On 3 December 2012, Aminul set himself ablaze in front of Karaya Police Station alleging harassment by the police. He left a suicide note for his parents naming three policemen and Shahzada accusing them of having driven him to his end. Shahzada was arrested the following day but Aminul lost his battle with life and passed away on 1 January, 2013.
While the detailing in some of these cases is a bit blurred and confusing, it is a direct, socio-political commentary on the situations that have prevailed for many years in pockets of West Bengal.

The broader picture?

A lot of statistical data intercuts the narrative of the film, functioning as a repeated reminder about the state of things in the entire spectrum covering violence against women. For example, the film reminds us that in India, 93 women are raped every day, on average. In 2012, a total of 24,923 cases of rape were reported. In 2013, the number went up to 33,707. These figures do not indicate the unreported cases.

Also, according to the National Family Health Survey III, sexual violence on women is mainly committed by husbands on their wives. But less than one per cent of marital rapes are reported to the police.

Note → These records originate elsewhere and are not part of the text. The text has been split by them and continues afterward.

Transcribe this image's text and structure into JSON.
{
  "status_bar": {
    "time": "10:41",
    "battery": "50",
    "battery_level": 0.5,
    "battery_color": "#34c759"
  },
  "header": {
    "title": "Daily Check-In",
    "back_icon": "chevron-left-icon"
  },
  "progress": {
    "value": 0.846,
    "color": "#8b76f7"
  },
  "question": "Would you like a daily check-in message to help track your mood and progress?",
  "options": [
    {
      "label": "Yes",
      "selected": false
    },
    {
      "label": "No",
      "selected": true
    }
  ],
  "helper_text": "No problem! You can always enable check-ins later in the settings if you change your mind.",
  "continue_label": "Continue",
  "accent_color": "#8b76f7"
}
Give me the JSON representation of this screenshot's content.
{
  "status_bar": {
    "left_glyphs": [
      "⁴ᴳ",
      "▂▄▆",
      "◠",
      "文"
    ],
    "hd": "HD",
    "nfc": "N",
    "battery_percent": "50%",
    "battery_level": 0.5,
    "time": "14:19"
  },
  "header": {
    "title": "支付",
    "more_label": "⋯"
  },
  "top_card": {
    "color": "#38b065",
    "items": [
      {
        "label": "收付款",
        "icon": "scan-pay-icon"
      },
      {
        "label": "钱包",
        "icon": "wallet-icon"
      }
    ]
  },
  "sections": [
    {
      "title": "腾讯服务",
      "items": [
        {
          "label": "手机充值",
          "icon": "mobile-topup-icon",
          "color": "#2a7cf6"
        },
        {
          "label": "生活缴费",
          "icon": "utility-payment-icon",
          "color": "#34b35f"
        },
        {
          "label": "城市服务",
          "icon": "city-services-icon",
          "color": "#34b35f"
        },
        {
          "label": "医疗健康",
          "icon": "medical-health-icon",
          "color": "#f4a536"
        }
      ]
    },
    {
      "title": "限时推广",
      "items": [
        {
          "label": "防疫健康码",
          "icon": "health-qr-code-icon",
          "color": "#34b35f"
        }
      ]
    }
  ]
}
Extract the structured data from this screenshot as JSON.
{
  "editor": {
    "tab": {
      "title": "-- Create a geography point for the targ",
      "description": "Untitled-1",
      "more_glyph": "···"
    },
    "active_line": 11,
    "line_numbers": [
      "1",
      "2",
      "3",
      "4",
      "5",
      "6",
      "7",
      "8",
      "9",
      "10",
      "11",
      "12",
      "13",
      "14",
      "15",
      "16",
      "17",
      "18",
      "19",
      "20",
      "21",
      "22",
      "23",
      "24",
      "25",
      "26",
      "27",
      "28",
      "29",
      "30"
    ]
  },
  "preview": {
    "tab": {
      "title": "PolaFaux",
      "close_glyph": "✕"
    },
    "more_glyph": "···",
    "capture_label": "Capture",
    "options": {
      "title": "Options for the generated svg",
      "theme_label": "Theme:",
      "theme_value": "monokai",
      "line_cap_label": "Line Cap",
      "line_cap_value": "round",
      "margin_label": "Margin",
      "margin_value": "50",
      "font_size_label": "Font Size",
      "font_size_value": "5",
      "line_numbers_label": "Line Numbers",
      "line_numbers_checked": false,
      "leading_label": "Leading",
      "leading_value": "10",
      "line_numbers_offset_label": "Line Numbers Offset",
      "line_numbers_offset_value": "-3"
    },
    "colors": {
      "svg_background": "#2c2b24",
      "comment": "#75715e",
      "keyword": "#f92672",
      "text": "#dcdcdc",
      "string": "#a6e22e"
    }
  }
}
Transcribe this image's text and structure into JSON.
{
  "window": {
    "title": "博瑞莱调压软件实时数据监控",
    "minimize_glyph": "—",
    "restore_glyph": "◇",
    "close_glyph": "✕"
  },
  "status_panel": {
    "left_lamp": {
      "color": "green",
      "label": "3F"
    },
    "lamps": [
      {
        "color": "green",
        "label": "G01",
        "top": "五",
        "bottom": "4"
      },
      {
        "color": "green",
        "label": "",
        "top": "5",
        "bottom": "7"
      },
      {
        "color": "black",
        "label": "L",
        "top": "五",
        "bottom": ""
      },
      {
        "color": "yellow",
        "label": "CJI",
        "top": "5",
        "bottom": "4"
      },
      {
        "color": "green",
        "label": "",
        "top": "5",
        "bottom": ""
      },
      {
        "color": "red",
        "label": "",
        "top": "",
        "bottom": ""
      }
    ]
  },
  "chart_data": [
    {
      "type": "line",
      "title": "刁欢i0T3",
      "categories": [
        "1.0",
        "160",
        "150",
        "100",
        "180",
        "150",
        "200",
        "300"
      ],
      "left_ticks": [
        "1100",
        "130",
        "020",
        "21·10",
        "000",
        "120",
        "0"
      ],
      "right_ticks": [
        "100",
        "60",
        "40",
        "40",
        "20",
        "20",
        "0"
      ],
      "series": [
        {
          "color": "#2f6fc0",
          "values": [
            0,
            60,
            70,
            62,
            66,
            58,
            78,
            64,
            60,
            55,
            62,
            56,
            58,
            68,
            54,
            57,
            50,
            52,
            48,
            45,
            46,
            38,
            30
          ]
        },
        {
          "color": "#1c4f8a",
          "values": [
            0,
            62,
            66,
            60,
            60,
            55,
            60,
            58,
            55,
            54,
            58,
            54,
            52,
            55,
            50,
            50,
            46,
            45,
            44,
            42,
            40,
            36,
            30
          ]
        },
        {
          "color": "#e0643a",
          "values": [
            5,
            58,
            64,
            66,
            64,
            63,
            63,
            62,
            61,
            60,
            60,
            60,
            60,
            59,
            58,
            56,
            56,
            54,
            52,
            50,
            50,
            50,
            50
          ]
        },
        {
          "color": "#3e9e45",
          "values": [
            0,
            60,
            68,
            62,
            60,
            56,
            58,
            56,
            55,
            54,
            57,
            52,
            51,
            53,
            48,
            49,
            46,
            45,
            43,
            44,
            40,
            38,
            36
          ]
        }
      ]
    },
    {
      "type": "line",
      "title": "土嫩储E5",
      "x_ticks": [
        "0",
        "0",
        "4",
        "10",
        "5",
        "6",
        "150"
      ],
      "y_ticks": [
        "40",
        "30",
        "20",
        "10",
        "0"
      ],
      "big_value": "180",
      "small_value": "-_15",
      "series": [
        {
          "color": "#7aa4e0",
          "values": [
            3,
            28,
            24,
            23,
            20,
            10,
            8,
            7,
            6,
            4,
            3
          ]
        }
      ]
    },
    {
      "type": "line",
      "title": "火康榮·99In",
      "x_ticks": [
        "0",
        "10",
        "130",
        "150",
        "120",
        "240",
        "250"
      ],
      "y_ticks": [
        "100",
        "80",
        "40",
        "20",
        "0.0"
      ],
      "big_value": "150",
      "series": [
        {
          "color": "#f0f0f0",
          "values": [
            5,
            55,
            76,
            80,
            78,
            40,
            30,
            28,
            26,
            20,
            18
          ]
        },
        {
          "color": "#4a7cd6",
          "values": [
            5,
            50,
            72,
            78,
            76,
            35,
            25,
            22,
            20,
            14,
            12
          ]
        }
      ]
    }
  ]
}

The film also shows clips of protests following the brutal rape and killing of Nirbhaya in Delhi in 2012. But neither these nor the graphic cards harking back to the brutal rape of Manorama Thangiam Chanu in Manipur and detailing the features of the Armed Forces (Special Powers) Act 1958 really fit in well in this hard-hitting film.

The maker might have used the larger picture in order to focus on the prevalence of rape on the national stage and the lack of justice for victims. But this partly detracts from the intensity of crimes against women in a state popularly extolled for its cultural history, intellectual achievements and artistic creations.

More than anything else, Naam Poribortito exposes the underbelly of a state where irrespective of the party in power at any given time, little time, space, effort and judgment are devoted to prevention and redress of crimes against women. Opposition parties are equally responsible for these evils and the conspiracy of silence is broken only before and during elections.